The Nielsen’s ratings omitted the 5 million, something that might have a negative impact on advertising revenue. However, some sources have revealed that the anomaly is about to change.
So what’s Nielsen planning to do?
The TV measurement firm is set to provide a tool over the coming weeks that will count every TV show’s total viewers, both on television sets and online as well as on smartphones, for over a month after shows premier.
That will allow for attaining accurate figures to be used in negotiating for advertising deals. The $63 billion TV-advertising industry relies on these figures to gauge how much they can spend for advertisement on any given show. There are still some challenges, however, as questions of whether the company that has been in the business for more than 60 years is up to such a demanding task.
Currently, several figures aren’t accounted for as online and delayed viewers are omitted, something that should change should Nielsen’s new tool succeed.
For example, CBS says that the number of viewers for the season premiere of “Limitless” is expected to jump by 22%, or over 1 million, should online and delayed viewing be taken into account.
“The industry is somewhat skeptical,” said Rino Scanzoni, chief investment officer of WPP’s GroupM in an interview. “Can Nielsen fully capture the audience and make everyone comfortable? That is the biggest hurdle.”
There has been a decline in ad revenue for most of the American media companies, and it’s believed that making every view count is likely to raise the revenue. Online viewership mainly comprises of young people, an age set that’s good fodder for advertisers. A show that’s popular with young people might, therefore, end up getting low rating where the online audience isn’t captured.

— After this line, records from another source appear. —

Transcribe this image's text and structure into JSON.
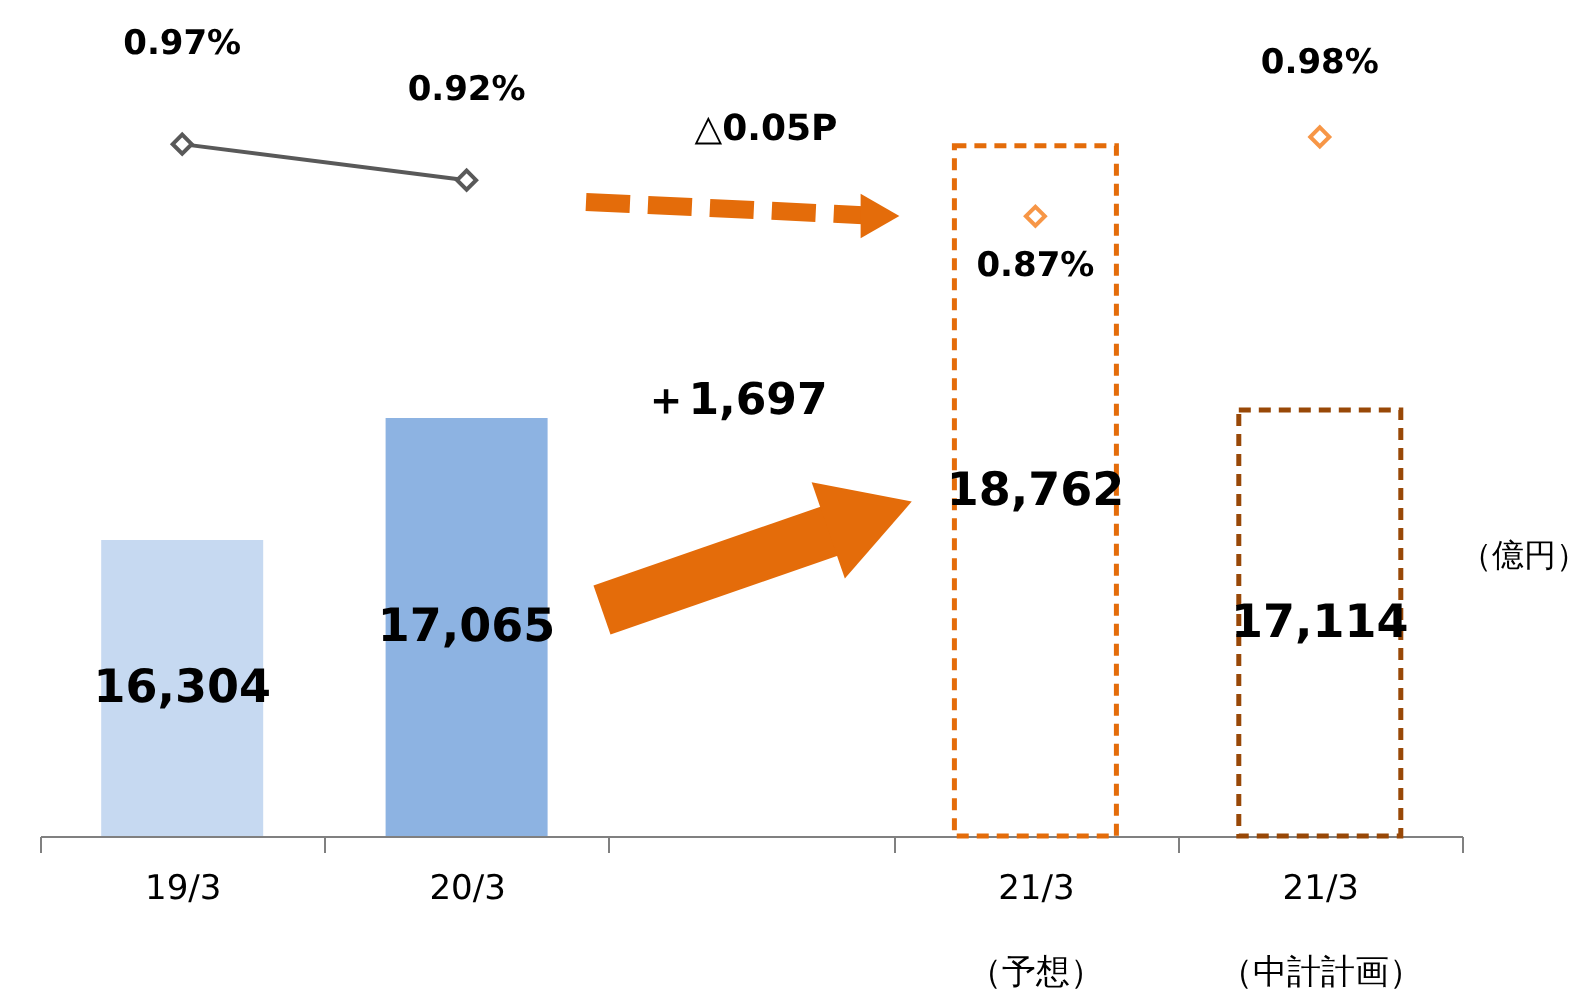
{
  "chart_data": {
    "type": "bar",
    "categories": [
      "19/3",
      "20/3",
      null,
      "21/3\n（予想）",
      "21/3\n（中計計画）"
    ],
    "series": [
      {
        "values": [
          16304,
          17065,
          null,
          null,
          null
        ],
        "colors": [
          "#c6d9f1",
          "#8db3e2",
          null,
          null,
          null
        ],
        "value_labels": [
          "16,304",
          "17,065",
          null,
          null,
          null
        ]
      },
      {
        "line_style": "dashed",
        "values": [
          null,
          null,
          null,
          18762,
          17114
        ],
        "colors": [
          null,
          null,
          null,
          "#e46c0a",
          "#984807"
        ],
        "value_labels": [
          null,
          null,
          null,
          "18,762",
          "17,114"
        ]
      },
      {
        "type": "line",
        "axis": "y2",
        "color": "#595959",
        "marker": "diamond",
        "values": [
          0.97,
          0.92,
          null,
          null,
          null
        ],
        "value_labels": [
          "0.97%",
          "0.92%",
          null,
          null,
          null
        ]
      },
      {
        "type": "scatter",
        "axis": "y2",
        "color": "#f79646",
        "marker": "diamond",
        "values": [
          null,
          null,
          null,
          0.87,
          0.98
        ],
        "value_labels": [
          null,
          null,
          null,
          "0.87%",
          "0.98%"
        ]
      }
    ],
    "ylim": [
      14459,
      19670
    ],
    "y2lim": [
      0.01,
      1.17
    ],
    "tick_labels": "x",
    "grid": false,
    "annotations": [
      "△0.05P",
      "＋1,697",
      "（億円）"
    ]
  }
}
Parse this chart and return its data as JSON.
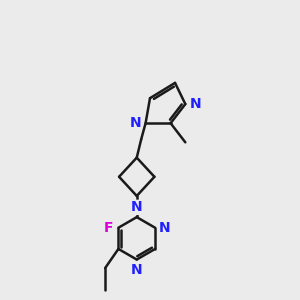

Effecting such changes won’t mean good news for all media companies as there will definitely be gainers and losers.
“Depending on how the ratings are defined, you’ll have relative winners and losers,” said Tim Nollen, an analyst at Macquarie Capital.
As things stand now, Nielsen defines the industry standard. Effecting a change will therefore be a significant step for the company.
“There is a sense of urgency that now is the time to reassess the rules,” Nielsen’s Clarken said.